(Bloomberg) -- Lord Abbett is seeking government clearance to set up an internal lending program that would help its mutual funds meet client redemptions should bond markets seize up, a growing concern among large money managers.
Lord Abbett, which had about $138 billion in assets under management at the end of March, applied with the SEC on Tuesday to create an interfund lending facility, the second such move by a large money manager in the past week.
BlackRock, the world’s biggest fund company, filed a similar application on June 26 after increasing its credit lines in recent years, as CEO Larry Fink warns the retreat of banks as counterparties could create severe volatility. Bill Gross, the head of the Janus Global Unconstrained Bond Fund, wrote today that investors should prepare by stockpiling cash.
Once the application is approved, Lord Abbett funds that need money to cover failed securities trades or meet client redemptions can borrow from sister funds that are flush with cash. The interest rates charged on such credit facilities benefit both sides: the borrowing fund pays less than it would under a bank credit line, while the lending fund earns more than it would by placing excess cash in money market instruments.
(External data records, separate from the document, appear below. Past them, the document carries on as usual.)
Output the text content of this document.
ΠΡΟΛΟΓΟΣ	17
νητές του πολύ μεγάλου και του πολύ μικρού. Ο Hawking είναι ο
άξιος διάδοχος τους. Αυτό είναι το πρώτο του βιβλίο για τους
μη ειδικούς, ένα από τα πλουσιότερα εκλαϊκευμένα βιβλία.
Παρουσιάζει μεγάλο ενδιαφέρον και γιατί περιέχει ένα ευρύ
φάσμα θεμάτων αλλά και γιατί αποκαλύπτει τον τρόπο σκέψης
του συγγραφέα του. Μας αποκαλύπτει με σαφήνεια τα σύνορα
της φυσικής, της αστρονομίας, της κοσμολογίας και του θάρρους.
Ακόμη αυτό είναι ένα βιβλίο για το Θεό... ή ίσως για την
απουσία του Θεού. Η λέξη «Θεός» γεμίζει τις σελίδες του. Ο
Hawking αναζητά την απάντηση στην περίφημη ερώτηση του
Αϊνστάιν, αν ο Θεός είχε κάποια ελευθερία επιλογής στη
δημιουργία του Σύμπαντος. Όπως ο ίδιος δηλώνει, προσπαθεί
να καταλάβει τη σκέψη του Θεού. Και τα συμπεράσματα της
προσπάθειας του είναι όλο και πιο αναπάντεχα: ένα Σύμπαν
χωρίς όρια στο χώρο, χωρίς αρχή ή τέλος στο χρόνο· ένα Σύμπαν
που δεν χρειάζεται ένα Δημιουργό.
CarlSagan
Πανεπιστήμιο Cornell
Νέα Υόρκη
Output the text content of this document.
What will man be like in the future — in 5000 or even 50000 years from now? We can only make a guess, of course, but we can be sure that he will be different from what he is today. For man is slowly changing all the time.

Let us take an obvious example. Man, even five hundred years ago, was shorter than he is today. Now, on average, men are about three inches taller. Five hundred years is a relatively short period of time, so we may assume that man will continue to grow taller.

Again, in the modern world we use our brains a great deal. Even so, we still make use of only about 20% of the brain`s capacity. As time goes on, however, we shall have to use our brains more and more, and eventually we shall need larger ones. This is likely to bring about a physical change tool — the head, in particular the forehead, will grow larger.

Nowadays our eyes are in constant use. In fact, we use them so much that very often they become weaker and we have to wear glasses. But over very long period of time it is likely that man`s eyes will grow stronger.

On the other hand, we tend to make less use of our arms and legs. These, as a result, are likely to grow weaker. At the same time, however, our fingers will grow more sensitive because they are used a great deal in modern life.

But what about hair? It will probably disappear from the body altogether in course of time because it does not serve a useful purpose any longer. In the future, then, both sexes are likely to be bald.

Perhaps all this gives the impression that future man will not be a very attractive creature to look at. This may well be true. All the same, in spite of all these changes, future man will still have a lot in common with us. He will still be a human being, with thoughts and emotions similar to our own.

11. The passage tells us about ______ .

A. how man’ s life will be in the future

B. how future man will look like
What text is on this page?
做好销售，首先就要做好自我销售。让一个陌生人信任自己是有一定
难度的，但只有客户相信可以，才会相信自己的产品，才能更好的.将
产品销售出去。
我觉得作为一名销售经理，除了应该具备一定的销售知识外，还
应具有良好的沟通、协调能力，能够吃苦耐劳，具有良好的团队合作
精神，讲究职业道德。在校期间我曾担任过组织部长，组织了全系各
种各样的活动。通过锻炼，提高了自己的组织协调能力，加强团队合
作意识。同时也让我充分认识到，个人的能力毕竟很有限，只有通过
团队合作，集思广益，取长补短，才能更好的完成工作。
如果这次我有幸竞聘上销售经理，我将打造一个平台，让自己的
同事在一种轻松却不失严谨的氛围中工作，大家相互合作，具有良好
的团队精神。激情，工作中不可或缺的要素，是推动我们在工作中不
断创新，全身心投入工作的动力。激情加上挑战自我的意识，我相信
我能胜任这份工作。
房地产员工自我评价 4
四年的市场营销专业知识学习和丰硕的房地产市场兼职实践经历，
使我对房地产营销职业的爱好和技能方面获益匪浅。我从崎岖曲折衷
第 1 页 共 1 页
To set up such a program, firms must get an SEC exemption to provisions of the Investment Company Act of 1940 that prohibit transactions between funds controlled by the same manager. The SEC began issuing such exemptions in the early 1990s, and since early 2008, has approved 14 applications tied to interfund lending facilities, according to the agency’s website.
Lord Abbett oversaw about $97 billion in fixed-income assets and $41 billion of equities at the end of March, according to the company’s website. Jim Sansevero, a spokesman for the Jersey City, New Jersey-based firm, didn’t immediately return a telephone call seeking comment on the application.